La noche era fría y los coches aparcados ahí afuera tenían los parabrisas cubiertos de hielo. Mix no conocía muy bien aquella zona, pasó de largo la calle por la que tenía que girar y, después de conducir durante lo que le parecieron horas, se encontró en la parte posterior de la estación de King’s Cross. Daba igual. Tomaría Marylebone Road y el paso elevado. Allí había movimiento día y noche. El tráfico nunca cesaba. Sin embargo, las calles laterales estaban desiertas y las farolas, que deberían haberlas animado, les daban un aspecto más inhóspito y menos seguro que la oscuridad.
Tuvo que subir y bajar por Saint Blaise Avenue y subir de nuevo antes de encontrar un sitio en el aparcamiento para residentes en el que dejar el coche. Si lo dejaba en la línea amarilla, tendría que salir antes de las ocho y media de la mañana para moverlo. A esas horas de la noche la calle estaba llena de vehículos y vacía de gente. Era tal la oscuridad entre los pilares del pórtico que tardó un rato en encontrar la cerradura y meter la llave en ella.
Cruzó el vestíbulo y vio su imagen en el espejo como si fuera la de un extraño, irreconocible en la penumbra. Todas las luces de la escalera y los descansillos tenían temporizador y se apagaban solas, según sus cálculos, al cabo de unos quince segundos. Las bombillas de las lámparas colgantes del vestíbulo y la escalera eran de un voltaje muy bajo y unos grandes pozos de negrura se abrían frente a las curvas y recodos. Mix empezó a subir maldiciendo la longitud de la escalera. Estaba muy cansado y no sabía por qué. Tal vez tuviera que ver con el estrés emocional de localizar a Nerissa y averiguar adónde iba, o quizá fuera debido a esa tal Lara que tan opuesta era a ella. Le pesaban las piernas y empezaron a dolerle los músculos de las pantorrillas. Al cabo de dos tramos, en el primer descansillo, allí donde dormía la señorita Chawcer al otro lado de una gran puerta de roble situada en un profundo hueco, las luces se atenuaban aún más y se apagaban más rápido. Era imposible distinguir la parte superior del siguiente tramo de escaleras. Desde allí, el piso de arriba se hallaba sumido en una densa sombra negra.

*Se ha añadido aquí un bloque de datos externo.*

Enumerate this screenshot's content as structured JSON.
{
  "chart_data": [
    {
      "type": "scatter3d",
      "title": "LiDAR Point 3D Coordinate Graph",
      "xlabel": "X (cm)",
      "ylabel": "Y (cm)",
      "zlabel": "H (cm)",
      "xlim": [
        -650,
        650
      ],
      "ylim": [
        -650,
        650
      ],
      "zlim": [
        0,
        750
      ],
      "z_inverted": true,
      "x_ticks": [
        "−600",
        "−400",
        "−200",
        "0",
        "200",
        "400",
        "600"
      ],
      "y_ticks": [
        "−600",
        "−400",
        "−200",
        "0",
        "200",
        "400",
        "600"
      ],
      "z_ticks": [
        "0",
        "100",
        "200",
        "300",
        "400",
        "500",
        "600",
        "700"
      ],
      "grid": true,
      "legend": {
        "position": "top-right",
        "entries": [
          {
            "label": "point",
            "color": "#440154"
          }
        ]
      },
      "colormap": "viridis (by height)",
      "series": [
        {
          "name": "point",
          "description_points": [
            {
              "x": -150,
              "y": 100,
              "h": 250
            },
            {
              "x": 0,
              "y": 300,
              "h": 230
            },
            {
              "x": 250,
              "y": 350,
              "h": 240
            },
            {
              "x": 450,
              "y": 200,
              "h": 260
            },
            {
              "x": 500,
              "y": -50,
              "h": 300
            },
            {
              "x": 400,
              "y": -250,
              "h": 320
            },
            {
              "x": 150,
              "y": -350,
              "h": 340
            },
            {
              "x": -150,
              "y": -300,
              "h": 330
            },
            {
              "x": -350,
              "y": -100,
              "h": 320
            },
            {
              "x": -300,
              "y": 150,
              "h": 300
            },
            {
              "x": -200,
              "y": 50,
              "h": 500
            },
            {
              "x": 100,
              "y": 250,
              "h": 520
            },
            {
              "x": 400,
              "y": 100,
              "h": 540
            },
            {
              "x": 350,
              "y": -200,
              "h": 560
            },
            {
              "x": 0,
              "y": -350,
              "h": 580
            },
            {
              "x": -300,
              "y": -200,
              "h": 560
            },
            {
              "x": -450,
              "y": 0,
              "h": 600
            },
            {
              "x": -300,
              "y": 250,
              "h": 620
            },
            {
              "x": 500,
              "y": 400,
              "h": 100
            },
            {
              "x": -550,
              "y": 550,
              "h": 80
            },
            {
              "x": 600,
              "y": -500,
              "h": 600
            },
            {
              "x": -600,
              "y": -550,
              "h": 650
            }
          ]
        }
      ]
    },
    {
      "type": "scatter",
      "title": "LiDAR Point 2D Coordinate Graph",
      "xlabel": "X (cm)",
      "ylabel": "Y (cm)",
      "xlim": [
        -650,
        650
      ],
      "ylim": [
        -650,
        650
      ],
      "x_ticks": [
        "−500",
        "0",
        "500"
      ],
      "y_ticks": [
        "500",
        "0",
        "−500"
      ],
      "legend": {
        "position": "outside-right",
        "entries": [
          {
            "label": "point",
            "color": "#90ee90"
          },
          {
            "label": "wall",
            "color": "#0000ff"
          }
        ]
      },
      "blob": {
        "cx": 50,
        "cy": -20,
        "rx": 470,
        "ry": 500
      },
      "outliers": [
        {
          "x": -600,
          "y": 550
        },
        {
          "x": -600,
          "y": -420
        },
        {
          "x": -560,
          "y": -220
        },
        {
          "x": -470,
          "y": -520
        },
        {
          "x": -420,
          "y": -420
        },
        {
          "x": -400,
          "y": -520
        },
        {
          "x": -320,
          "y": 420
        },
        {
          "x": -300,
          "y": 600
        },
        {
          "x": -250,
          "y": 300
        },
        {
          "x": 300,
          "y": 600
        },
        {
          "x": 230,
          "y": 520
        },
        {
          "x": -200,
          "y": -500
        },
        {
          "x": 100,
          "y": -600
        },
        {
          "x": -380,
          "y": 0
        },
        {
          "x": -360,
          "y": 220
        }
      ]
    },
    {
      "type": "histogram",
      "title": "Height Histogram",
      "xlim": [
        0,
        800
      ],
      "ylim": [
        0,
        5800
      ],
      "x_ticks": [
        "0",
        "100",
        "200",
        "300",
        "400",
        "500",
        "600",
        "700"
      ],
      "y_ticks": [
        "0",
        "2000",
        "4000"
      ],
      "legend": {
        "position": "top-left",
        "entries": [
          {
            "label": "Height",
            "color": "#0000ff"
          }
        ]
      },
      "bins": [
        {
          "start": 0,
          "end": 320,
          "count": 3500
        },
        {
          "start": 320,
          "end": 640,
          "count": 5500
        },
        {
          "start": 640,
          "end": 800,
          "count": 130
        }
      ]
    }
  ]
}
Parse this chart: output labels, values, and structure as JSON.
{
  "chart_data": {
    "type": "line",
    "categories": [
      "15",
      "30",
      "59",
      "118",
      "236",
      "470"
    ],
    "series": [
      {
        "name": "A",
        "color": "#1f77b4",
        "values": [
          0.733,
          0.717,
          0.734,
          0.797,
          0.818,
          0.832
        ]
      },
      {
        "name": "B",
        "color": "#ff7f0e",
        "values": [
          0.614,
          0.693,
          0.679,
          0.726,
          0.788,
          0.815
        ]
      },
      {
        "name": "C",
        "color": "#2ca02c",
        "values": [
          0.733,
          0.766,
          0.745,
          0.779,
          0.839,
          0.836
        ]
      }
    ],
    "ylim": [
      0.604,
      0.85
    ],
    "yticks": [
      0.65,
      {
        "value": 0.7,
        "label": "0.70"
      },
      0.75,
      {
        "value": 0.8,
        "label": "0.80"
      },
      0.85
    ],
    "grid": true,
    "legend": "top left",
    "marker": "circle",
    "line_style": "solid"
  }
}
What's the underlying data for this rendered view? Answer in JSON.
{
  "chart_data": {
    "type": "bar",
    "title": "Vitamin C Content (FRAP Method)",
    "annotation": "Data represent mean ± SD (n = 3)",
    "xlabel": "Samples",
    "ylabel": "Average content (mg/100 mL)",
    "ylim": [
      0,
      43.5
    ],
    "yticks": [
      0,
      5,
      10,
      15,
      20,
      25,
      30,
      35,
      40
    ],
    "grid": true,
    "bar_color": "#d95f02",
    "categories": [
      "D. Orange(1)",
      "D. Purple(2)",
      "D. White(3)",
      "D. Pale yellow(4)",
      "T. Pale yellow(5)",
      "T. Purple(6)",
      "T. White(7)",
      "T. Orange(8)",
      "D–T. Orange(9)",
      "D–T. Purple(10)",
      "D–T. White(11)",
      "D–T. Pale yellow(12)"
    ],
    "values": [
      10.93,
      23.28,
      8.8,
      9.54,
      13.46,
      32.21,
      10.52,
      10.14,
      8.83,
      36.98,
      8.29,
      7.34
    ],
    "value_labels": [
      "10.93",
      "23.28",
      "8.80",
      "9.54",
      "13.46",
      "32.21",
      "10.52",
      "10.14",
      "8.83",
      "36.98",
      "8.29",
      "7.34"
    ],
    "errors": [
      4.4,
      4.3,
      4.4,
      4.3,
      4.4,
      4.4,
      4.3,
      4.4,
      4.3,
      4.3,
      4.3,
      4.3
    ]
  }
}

La casa era tan grande y los techos tan altos que el ambiente resultaba escalofriante incluso en un día luminoso. Por la noche, las flores y frutas talladas en la madera se convertían en gárgolas y, en aquel silencio, a Mix le parecía oír suaves suspiros provenientes de los rincones más oscuros. Mientras subía despacio porque, como de costumbre, ya estaba sin aliento, recordó, tal como suele ocurrir en estas situaciones, que creía a medias en los fantasmas. Él había dicho con frecuencia, refiriéndose a alguna casa vieja en particular, que no creía en fantasmas, pero que por nada del mundo pasaría una noche allí. Le resultaba difícil romper con la costumbre que había adquirido de contar los peldaños del tramo superior como si eso pudiera cambiar el resultado a doce o a catorce. Parecía hacerlo automáticamente después de pulsar el interruptor situado al pie. Había llegado sólo a tres cuando, bajo el débil brillo de la luz, creyó ver una figura arriba. Era un hombre más bien alto y en las gafas que llevaba sobre su nariz aguileña se reflejaban los colores de la ventana Isabella.